He knew his pursuers were somewhere in this stretch of forest, but he didn’t know where. He dared to think they hadn’t spotted him yet, either, so he had a chance at a breather, crouched in the damp rot under an old log. He tried not to think of the centipedes crawling up his pant legs.
Sirith peered out through the ferns, listening for the calls of the birds to return. The animals always knew when something was up in their stretch of the woods, and if they were relaxing, than the threat had moved on, as well. A nuthatch across the way started peeping, and Sirith deigned that was good enough, carefully shimmying up out of the hollow under the log and giving his pants a good brushing.
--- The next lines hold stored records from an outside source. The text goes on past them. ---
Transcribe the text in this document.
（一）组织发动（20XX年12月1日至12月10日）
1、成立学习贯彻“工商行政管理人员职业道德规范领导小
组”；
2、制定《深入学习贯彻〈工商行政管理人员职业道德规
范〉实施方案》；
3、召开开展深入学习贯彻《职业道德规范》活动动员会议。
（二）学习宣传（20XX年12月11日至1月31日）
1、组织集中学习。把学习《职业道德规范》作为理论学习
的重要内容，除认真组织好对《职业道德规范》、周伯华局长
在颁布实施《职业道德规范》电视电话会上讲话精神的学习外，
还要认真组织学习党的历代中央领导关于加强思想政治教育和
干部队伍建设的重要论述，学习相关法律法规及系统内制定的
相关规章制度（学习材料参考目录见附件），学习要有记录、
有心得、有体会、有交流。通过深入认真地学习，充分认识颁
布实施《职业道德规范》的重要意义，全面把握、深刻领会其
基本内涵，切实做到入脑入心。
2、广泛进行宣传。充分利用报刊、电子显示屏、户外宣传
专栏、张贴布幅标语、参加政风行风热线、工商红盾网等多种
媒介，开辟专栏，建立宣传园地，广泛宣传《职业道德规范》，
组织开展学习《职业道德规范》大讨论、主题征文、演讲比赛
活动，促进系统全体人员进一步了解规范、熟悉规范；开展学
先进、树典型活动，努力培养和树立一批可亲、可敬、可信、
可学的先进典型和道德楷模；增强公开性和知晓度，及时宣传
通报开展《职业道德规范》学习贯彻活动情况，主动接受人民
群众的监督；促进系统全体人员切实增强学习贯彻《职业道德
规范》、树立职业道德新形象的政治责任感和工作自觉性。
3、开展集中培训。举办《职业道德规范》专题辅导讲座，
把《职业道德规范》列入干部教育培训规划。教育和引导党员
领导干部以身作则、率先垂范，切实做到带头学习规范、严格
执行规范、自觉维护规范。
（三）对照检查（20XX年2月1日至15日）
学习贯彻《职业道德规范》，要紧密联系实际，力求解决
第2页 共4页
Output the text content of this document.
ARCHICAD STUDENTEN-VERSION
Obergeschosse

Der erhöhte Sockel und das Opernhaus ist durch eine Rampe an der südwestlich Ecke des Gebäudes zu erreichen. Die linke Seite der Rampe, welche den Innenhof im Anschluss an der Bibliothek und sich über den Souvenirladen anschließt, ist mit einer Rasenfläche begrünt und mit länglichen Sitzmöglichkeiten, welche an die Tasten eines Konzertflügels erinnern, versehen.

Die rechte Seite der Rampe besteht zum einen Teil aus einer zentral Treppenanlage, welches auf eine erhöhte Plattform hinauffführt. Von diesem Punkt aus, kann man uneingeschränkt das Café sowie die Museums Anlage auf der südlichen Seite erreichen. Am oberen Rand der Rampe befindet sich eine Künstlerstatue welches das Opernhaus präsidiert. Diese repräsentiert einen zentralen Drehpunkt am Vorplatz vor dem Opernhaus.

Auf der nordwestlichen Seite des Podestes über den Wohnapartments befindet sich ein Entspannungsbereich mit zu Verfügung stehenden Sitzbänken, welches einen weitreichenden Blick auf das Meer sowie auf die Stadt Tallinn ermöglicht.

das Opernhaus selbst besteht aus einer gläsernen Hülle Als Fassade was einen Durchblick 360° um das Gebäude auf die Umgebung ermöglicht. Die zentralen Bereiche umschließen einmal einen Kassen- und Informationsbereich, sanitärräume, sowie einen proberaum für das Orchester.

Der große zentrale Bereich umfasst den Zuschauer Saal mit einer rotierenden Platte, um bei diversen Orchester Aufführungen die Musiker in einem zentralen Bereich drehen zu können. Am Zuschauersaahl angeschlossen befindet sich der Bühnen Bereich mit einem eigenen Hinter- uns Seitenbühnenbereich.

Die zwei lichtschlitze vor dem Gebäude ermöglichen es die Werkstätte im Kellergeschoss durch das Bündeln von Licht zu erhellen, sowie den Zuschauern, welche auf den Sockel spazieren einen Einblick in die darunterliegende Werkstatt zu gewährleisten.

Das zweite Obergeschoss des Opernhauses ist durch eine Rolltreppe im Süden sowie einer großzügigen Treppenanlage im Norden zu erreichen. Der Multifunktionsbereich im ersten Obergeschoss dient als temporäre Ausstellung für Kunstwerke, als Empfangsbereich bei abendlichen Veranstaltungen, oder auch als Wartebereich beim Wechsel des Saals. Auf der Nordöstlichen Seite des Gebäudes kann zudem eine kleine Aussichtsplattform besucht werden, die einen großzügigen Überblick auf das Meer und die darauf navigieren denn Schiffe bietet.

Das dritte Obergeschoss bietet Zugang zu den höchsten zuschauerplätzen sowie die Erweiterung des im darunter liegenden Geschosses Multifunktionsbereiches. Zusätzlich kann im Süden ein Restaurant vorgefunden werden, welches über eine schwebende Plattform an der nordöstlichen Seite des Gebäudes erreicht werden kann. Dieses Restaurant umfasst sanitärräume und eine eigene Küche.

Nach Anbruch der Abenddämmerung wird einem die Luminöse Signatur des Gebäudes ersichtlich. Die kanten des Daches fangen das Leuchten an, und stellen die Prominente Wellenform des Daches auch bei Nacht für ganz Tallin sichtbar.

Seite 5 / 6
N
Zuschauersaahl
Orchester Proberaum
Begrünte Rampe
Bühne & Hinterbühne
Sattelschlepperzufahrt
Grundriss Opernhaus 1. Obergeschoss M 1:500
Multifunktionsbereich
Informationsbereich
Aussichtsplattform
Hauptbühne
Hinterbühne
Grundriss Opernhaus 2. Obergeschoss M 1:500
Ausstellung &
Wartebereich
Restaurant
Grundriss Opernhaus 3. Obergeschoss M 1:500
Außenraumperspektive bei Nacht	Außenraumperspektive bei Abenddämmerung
His passage had left a trail of fresh dirt dragged from under the log and several bent branches. It couldn’t be helped, but Sirith could make it a little less obvious. He began forging a trail in the other direction, artfully leaving footprints on a bare patch of earth here, tugging a hair from his head to leave draped on the branch there, just so; his hair was finally starting to grow back after being shaved, a shiny new whiteness against the dark brown of his skin.
He continued laying the trail down into another ditch, where he fancied a cluster of brambles would seem like an appealing hideaway, but he knew he couldn’t stay there. Reaching up, he pulled himself into one of the overhanging trees with his good arm, and crawled as far up the trunk as he dared, until he felt the branches swaying in the wind at the top of the forest canopy. He resisted taking a moment to breathe in the fresh forest air, thinking of Jalinde with a sudden pang. He crawled along the boughs as silently as a tree snake, going off in yet another direction from where he came.
See if his pursuers could figure out that puzzle!
His thoughts bent back Jalinde’s way, wondering if she’d be proud of his forestry skills, and he felt another wallow coming on. Before he could get too deep in his daydreams however, a sharp scent in that canopy wind broke through his thoughts.
Sirith popped his head out of the trees again. In the distance, hidden from even the high Glooming Tower by the curve of the hills, a curl of smoke was stretching lazily into the sky. Wood smoke, with the smells of cooking, but there was also something sour about it, like burnt flesh.
Sirith knew that scent; he had been working with it all around him for the past few years. There was demonspawn in the hills; he was sure of it.
He was just as sure he would be blamed, and he changed the angle of his course yet again, to take him deeper into Bataklik and away from the mustering demonspawn.